Trust. Trust was the core that held all that newlyweds did together. Trust in God, in each other, and in themselves. For many this seems like a simple thing. I say now something that is very personal but that I feel I must say. I trust no one. I have a hard time trusting anybody, least of all myself. I am afraid of what I might do if I don't keep myself to a strict lifestyle. I fear what others may or may not do to me, or against me. I trust God, at times. That is sad to say, but a great deal of the time I try and accomplish things myself before I place trust in the Lord to help me.

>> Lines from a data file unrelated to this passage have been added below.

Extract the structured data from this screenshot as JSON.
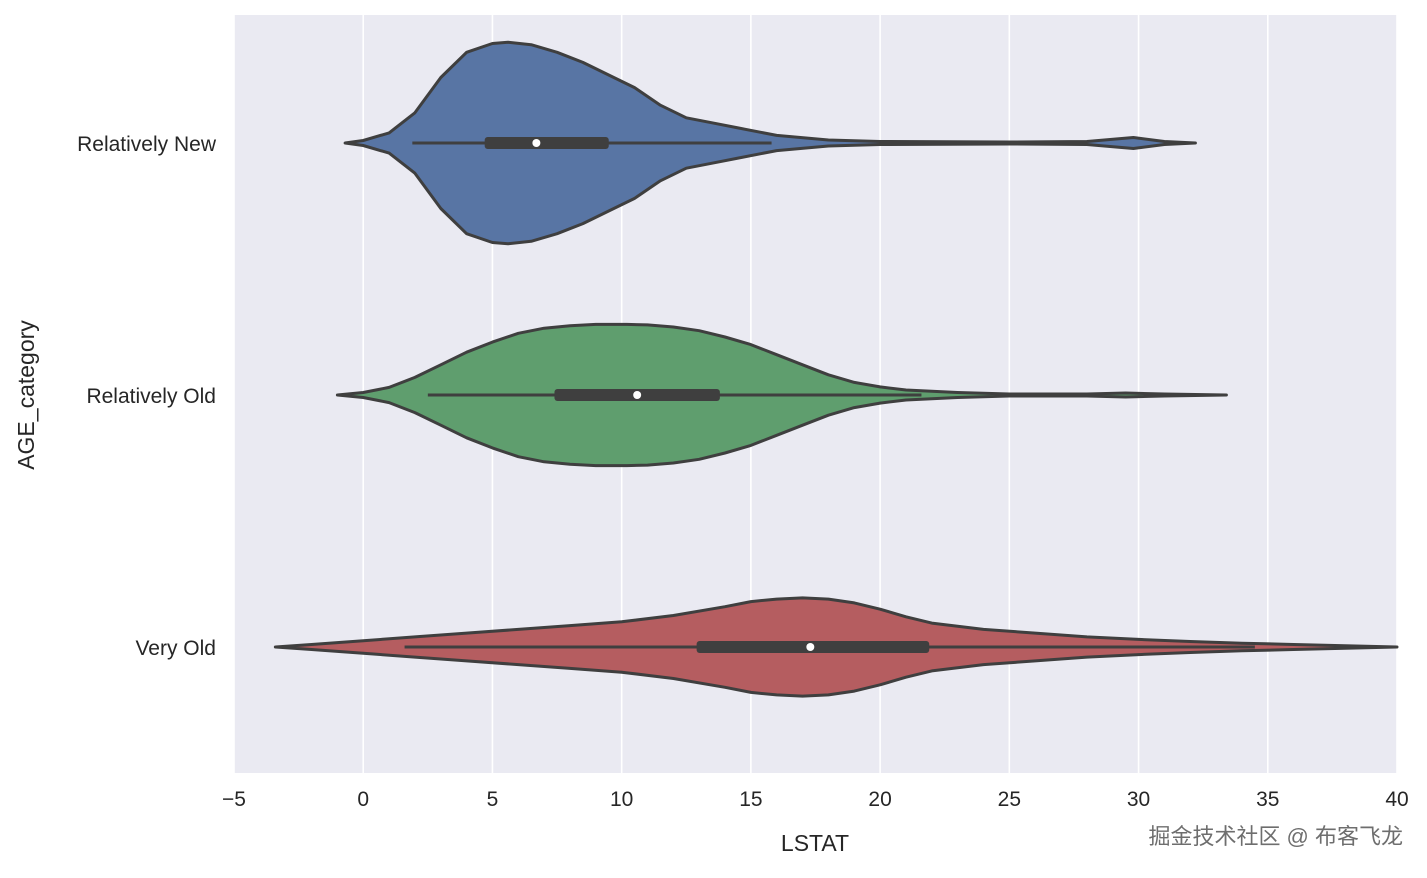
{
  "chart_data": {
    "type": "violin",
    "orientation": "horizontal",
    "xlabel": "LSTAT",
    "ylabel": "AGE_category",
    "xlim": [
      -5,
      40
    ],
    "xticks": [
      -5,
      0,
      5,
      10,
      15,
      20,
      25,
      30,
      35,
      40
    ],
    "xtick_labels": [
      "−5",
      "0",
      "5",
      "10",
      "15",
      "20",
      "25",
      "30",
      "35",
      "40"
    ],
    "grid": "vertical lines",
    "background": "#eaeaf2",
    "categories": [
      "Relatively New",
      "Relatively Old",
      "Very Old"
    ],
    "series": [
      {
        "category": "Relatively New",
        "color": "#5875a4",
        "min": -0.7,
        "max": 32.2,
        "whisker_low": 1.9,
        "q1": 4.7,
        "median": 6.7,
        "q3": 9.5,
        "whisker_high": 15.8,
        "density_profile": [
          [
            -0.7,
            0
          ],
          [
            0,
            0.01
          ],
          [
            1,
            0.04
          ],
          [
            2,
            0.12
          ],
          [
            3,
            0.26
          ],
          [
            4,
            0.36
          ],
          [
            5,
            0.395
          ],
          [
            5.6,
            0.4
          ],
          [
            6.5,
            0.39
          ],
          [
            7.5,
            0.36
          ],
          [
            8.5,
            0.32
          ],
          [
            9.5,
            0.27
          ],
          [
            10.5,
            0.22
          ],
          [
            11.5,
            0.15
          ],
          [
            12.5,
            0.1
          ],
          [
            13.5,
            0.08
          ],
          [
            14.5,
            0.06
          ],
          [
            16,
            0.03
          ],
          [
            18,
            0.012
          ],
          [
            20,
            0.006
          ],
          [
            25,
            0.004
          ],
          [
            28,
            0.006
          ],
          [
            29.8,
            0.022
          ],
          [
            31,
            0.006
          ],
          [
            32.2,
            0
          ]
        ]
      },
      {
        "category": "Relatively Old",
        "color": "#5f9e6e",
        "min": -1.0,
        "max": 33.4,
        "whisker_low": 2.5,
        "q1": 7.4,
        "median": 10.6,
        "q3": 13.8,
        "whisker_high": 21.6,
        "density_profile": [
          [
            -1,
            0
          ],
          [
            0,
            0.01
          ],
          [
            1,
            0.03
          ],
          [
            2,
            0.07
          ],
          [
            3,
            0.12
          ],
          [
            4,
            0.17
          ],
          [
            5,
            0.21
          ],
          [
            6,
            0.245
          ],
          [
            7,
            0.265
          ],
          [
            8,
            0.275
          ],
          [
            9,
            0.28
          ],
          [
            10.2,
            0.28
          ],
          [
            11,
            0.278
          ],
          [
            12,
            0.27
          ],
          [
            13,
            0.255
          ],
          [
            14,
            0.23
          ],
          [
            15,
            0.2
          ],
          [
            16,
            0.16
          ],
          [
            17,
            0.12
          ],
          [
            18,
            0.08
          ],
          [
            19,
            0.05
          ],
          [
            20,
            0.032
          ],
          [
            21,
            0.02
          ],
          [
            23,
            0.01
          ],
          [
            25,
            0.004
          ],
          [
            28,
            0.004
          ],
          [
            29.5,
            0.008
          ],
          [
            31,
            0.004
          ],
          [
            33.4,
            0
          ]
        ]
      },
      {
        "category": "Very Old",
        "color": "#b55d60",
        "min": -3.4,
        "max": 40,
        "whisker_low": 1.6,
        "q1": 12.9,
        "median": 17.3,
        "q3": 21.9,
        "whisker_high": 34.5,
        "density_profile": [
          [
            -3.4,
            0
          ],
          [
            -2,
            0.01
          ],
          [
            0,
            0.025
          ],
          [
            2,
            0.04
          ],
          [
            4,
            0.055
          ],
          [
            6,
            0.07
          ],
          [
            8,
            0.085
          ],
          [
            10,
            0.1
          ],
          [
            12,
            0.125
          ],
          [
            14,
            0.16
          ],
          [
            15,
            0.18
          ],
          [
            16,
            0.19
          ],
          [
            17,
            0.195
          ],
          [
            18,
            0.19
          ],
          [
            19,
            0.175
          ],
          [
            20,
            0.15
          ],
          [
            21,
            0.12
          ],
          [
            22,
            0.095
          ],
          [
            24,
            0.07
          ],
          [
            26,
            0.055
          ],
          [
            28,
            0.04
          ],
          [
            30,
            0.03
          ],
          [
            32,
            0.022
          ],
          [
            34,
            0.015
          ],
          [
            36,
            0.01
          ],
          [
            38,
            0.005
          ],
          [
            40,
            0
          ]
        ]
      }
    ]
  },
  "watermark": "掘金技术社区 @ 布客飞龙"
}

I have had experiences in my past that have affected how quickly, or easily I trust others. I want to say to all that read this here and now: Trust. Don't trust too easily but trust that the Lord will help you and stay with you. Trust that your friends will have your best interests at heart. Trust that your family will always stand behind you. Trust that all will happen in the way that it should.

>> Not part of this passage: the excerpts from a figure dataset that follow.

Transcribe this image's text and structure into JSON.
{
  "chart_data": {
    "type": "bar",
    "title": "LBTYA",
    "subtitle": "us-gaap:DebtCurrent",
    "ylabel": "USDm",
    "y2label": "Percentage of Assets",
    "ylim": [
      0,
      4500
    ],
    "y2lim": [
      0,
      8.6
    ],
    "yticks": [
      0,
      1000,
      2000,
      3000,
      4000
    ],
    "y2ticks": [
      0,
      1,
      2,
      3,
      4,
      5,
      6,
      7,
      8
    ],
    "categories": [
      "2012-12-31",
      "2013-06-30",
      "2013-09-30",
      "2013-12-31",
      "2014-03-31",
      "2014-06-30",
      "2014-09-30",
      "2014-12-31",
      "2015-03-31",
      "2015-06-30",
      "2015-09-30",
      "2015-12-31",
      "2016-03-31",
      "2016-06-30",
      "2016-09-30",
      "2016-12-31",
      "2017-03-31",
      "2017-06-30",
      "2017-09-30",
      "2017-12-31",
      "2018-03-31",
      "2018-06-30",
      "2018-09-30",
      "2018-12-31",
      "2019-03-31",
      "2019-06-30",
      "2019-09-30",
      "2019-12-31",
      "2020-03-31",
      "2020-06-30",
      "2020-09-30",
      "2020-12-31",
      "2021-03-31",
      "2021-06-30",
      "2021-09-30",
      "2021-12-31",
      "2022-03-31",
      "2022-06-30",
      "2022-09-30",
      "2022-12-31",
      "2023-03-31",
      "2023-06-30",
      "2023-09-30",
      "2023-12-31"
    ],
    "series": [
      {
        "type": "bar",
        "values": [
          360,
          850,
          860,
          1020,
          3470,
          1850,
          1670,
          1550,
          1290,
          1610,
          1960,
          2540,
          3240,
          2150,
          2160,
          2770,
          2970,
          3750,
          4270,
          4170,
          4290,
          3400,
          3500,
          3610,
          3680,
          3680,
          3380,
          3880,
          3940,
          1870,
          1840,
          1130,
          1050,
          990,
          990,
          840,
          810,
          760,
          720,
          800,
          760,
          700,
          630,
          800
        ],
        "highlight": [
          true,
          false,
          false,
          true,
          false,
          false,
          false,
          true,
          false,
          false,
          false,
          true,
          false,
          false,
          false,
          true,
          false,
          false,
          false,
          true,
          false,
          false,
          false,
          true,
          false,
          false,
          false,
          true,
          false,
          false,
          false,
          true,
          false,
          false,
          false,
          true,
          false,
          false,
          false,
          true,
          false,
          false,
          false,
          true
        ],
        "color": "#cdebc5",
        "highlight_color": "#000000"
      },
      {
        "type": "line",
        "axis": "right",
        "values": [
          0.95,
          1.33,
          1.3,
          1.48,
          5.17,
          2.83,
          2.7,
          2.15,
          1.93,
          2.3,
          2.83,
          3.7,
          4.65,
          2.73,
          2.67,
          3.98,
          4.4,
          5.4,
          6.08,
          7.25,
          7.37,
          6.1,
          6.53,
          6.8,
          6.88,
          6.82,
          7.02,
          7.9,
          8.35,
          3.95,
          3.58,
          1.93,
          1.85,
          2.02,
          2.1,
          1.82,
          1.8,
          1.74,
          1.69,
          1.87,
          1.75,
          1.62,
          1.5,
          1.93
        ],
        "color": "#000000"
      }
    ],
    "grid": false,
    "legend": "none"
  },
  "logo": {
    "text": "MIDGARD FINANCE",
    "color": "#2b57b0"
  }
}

Do not lack in trust like me. I learned in class that a lack of trust is not good. Not that I thought it was good, but I never thought about it's affect on those around me, and my future husband. Trust in those around you that care about you to be there when you need them. Realize that not everybody is out to get you or your money.
Trust is key to a marriage. Without trust a marriage cannot survive. Trust requires a leap of faith and can be extremely scary. But with trust, a relationship can grow and true intimacy can be acquired. This post isn't as scholarly in nature as my previous posts, but this is how I feel right now and it has been weighing heavily on my mind throughout this last week.
The very idea of having someone get that close to me, to make myself that vulnerable to another person is the scariest thing I could ever do. I hate to be seen vulnerable and I build walls specifically for the purpose of hiding my vulnerability. I hide behind sarcasm, "I'm fine"'s and "Oh, it's okay"'s.
As I said I have been seriously pondering this all week. I had a long discussion with my mother, and my best friend. They both told me they had known what I had just realized: I don't trust well. They also told me that it's definitely something I am going to have work on.
Do you gain trust for others overnight? I wish, but it's simply not that easy. It takes a great deal of time. It's interesting how losing trust for others can happen in a single day, but earning that trust back takes years.
Each day, look at what your friends have done for you, and just say out loud, or to yourself, "I trust them". If you say it often enough it will become true. Just as a person's testimony is strengthened each time they bear it.
I hope my small message about trust is well received and understood. Thank you for reading.